One of the biggest problems for cancer patients is the high recurrence rates after surgery. But a novel hydrogel recently developed by Chinese scientists has proved helpful in eliminating residual tumor tissues and preventing infection.
A team of researchers from Shenzhen Institutes of Advanced Technology published their findings in the journal "Advanced Science" earlier this month, highlighting the efficacy of the black phosphorus (BP) incorporated hydrogel in the photothermal platform.
Cancer patients often blame radiotherapy and chemotherapy for their serious complications and side effects. More and more people are opting for photothermal therapy (PTT).
"PTT can treat cancer with minimal invasivessness, yet it has been stifled in clinical adoption for the insufficient biodegradability of the PTT agents. Our hydrogel tackles this problem," said Yu Xuefeng, the leading researcher of the team.

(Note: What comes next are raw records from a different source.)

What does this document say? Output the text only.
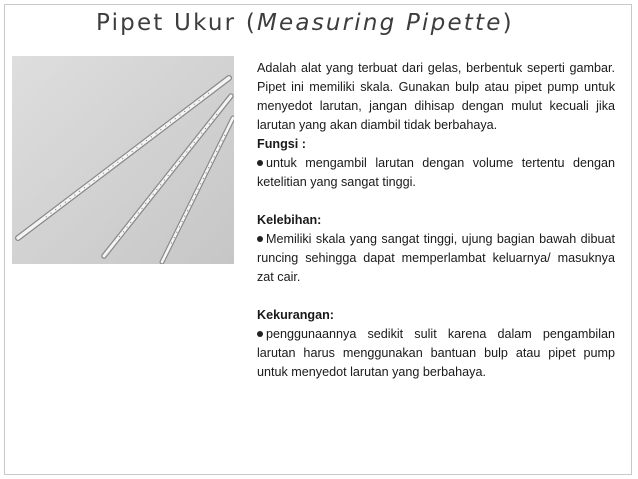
Pipet Ukur (Measuring Pipette)

Adalah alat yang terbuat dari gelas, berbentuk seperti gambar. Pipet ini memiliki skala. Gunakan bulp atau pipet pump untuk menyedot larutan, jangan dihisap dengan mulut kecuali jika larutan yang akan diambil tidak berbahaya.

Fungsi :

untuk mengambil larutan dengan volume tertentu dengan ketelitian yang sangat tinggi.

Kelebihan:

Memiliki skala yang sangat tinggi, ujung bagian bawah dibuat runcing sehingga dapat memperlambat keluarnya/ masuknya zat cair.

Kekurangan:

penggunaannya sedikit sulit karena dalam pengambilan larutan harus menggunakan bantuan bulp atau pipet pump untuk menyedot larutan yang berbahaya.
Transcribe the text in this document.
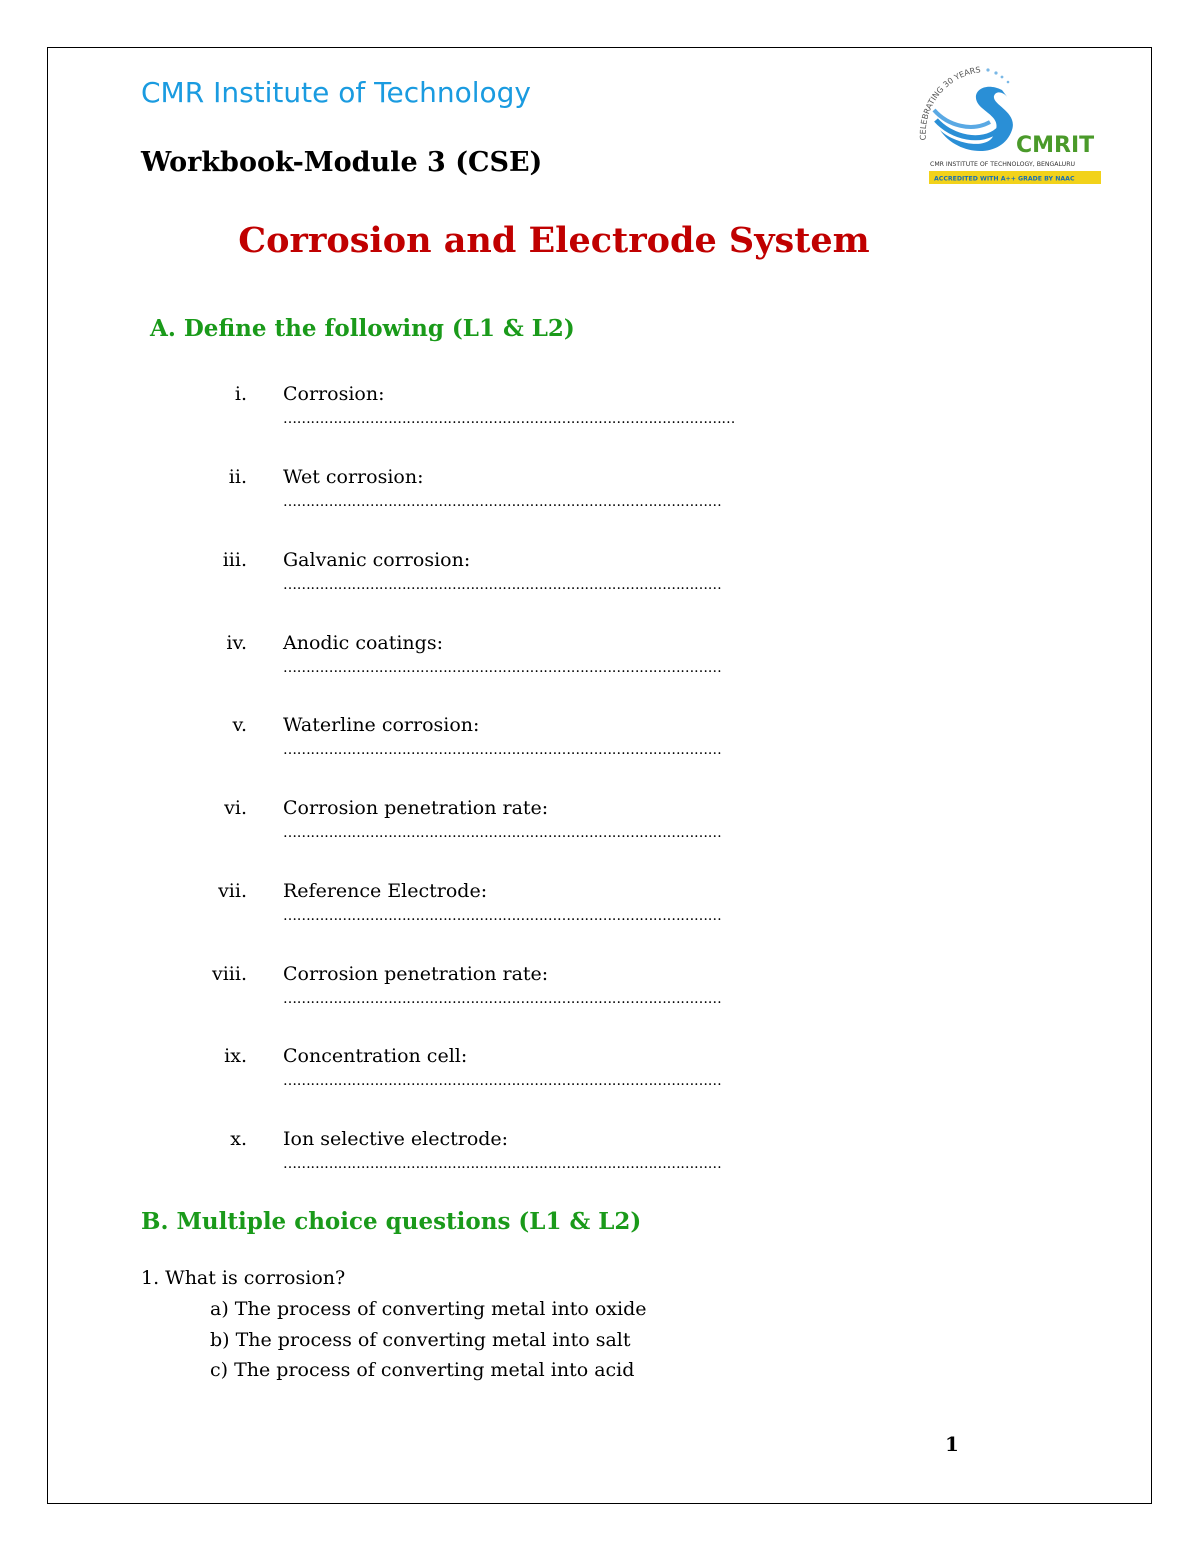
CMR Institute of Technology
Workbook-Module 3 (CSE)
CELEBRATING 30 YEARS
CMRIT
CMR INSTITUTE OF TECHNOLOGY, BENGALURU
ACCREDITED WITH A++ GRADE BY NAAC
Corrosion and Electrode System
A. Define the following (L1 & L2)
i. Corrosion:
………………………………………………………………………………………
ii. Wet corrosion:
……………………………………………………………………………………
iii. Galvanic corrosion:
……………………………………………………………………………………
iv. Anodic coatings:
……………………………………………………………………………………
v. Waterline corrosion:
……………………………………………………………………………………
vi. Corrosion penetration rate:
……………………………………………………………………………………
vii. Reference Electrode:
……………………………………………………………………………………
viii. Corrosion penetration rate:
……………………………………………………………………………………
ix. Concentration cell:
……………………………………………………………………………………
x. Ion selective electrode:
……………………………………………………………………………………
B. Multiple choice questions (L1 & L2)
1. What is corrosion?
a) The process of converting metal into oxide
b) The process of converting metal into salt
c) The process of converting metal into acid
1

In their work, a new PTT system is designed by incorporating BP nanosheets with a thermosensitive hydrogel for the postoperative photothermal treatment of cancer.
Yu said that the newly developed hydrogel had excellent near infrared (NIR) photothermal performance and good biodegradability and biocompatibility in vitro and in vivo.
Based on these merits, researchers have developed an in vivo PTT treatment strategy for postsurgical treatment.
"Under NIR irradiation, the sprayed BP hydrogel can rapidly form a gelled membrane on wounds and help eliminate residual tumor tissues after tumor removal surgery," Yu said.
The hydrogel's antibacterial performance prevents infection in treatment and improves the efficacy of PTT, according to the findings.
"Now the hydrogel is a patent pending product. Our team is filing for a clinical adoption license in hope that the product can be applied for clinical uses at an earlier time," Yu said.